A new University of Minnesota public health study launching this week will look at factors that influence social distancing compliance as well as how these measures affect mental health.
Funded in part by a University COVID-19 rapid response grant, the study will monitor how social distancing behaviors and mental well-being change over time. The study consists of several surveys that ask participants questions about preparedness, perceived risk and physical interactions with others.
“We're trying to connect the dots between what people are experiencing and how they are living through these community containment orders,” said Gillian Tarr, one of the main researchers of the project.
The researchers will target two groups: families with younger children and adults over 50. The team will analyze how effective social distancing policies are and what factors influence how Minnesotans are following them.
Families in particular have unique stressors like balancing child care, distance learning and full-time work. Older Minnesotans are also more at risk and more likely to have prolonged social distancing recommendations.
Marizen Ramirez, an associate researcher on the project, said there is little published research that tracks behavior and stress response to pandemics or disasters. Much of this kind of research is conducted before or after a traumatic event, which makes this study all the more important, she said.

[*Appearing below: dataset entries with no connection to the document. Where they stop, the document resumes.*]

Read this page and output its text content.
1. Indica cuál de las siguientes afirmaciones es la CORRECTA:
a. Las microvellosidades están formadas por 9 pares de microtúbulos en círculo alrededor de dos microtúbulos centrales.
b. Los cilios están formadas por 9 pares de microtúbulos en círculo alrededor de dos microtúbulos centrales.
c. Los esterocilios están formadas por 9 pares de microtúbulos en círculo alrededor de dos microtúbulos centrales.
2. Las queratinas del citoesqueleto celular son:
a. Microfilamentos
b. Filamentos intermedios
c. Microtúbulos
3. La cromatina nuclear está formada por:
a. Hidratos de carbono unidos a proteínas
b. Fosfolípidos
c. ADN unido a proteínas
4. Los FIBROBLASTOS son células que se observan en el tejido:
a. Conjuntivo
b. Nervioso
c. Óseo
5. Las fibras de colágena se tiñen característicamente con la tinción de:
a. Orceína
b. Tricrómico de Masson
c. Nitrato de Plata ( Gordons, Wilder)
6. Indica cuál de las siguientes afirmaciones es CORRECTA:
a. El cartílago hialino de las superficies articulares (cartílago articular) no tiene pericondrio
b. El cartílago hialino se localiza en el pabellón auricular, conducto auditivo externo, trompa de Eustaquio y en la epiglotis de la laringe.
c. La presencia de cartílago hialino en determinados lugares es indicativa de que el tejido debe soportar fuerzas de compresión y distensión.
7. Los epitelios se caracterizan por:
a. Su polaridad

“Here is an opportunity for us to map behaviors and stress levels as the disaster is unfolding,” she said.
In understanding how people are coping with the pandemic as policies and situations change, Ramirez said she hopes their work will inform social distancing guidelines and procedures for future disasters.
Tarr said she wants to look at social distancing with equity in mind and understands that not everyone can be “compliant” with government measures due to their circumstances.
By the end of the study, the team wants to look at any lingering mental health effects of the pandemic. Some of these may be related to financial stressors, the impact of social or physical isolation, domestic violence or loss.
For some family therapists, this research can be helpful in determining how health professionals can foster better support networks, said Katie Lingras, an assistant professor in the University's Department of Psychiatry.
The pandemic has highlighted how reliant families are on support systems like schools and after-school activities, Lingras said. Many of the parents she sees are extremely stressed.
“There's not a lot of evidence, or any evidence really, for what the impact of a pandemic is,” she said. “The sooner that we can understand what the impacts are, the earlier we can intervene.”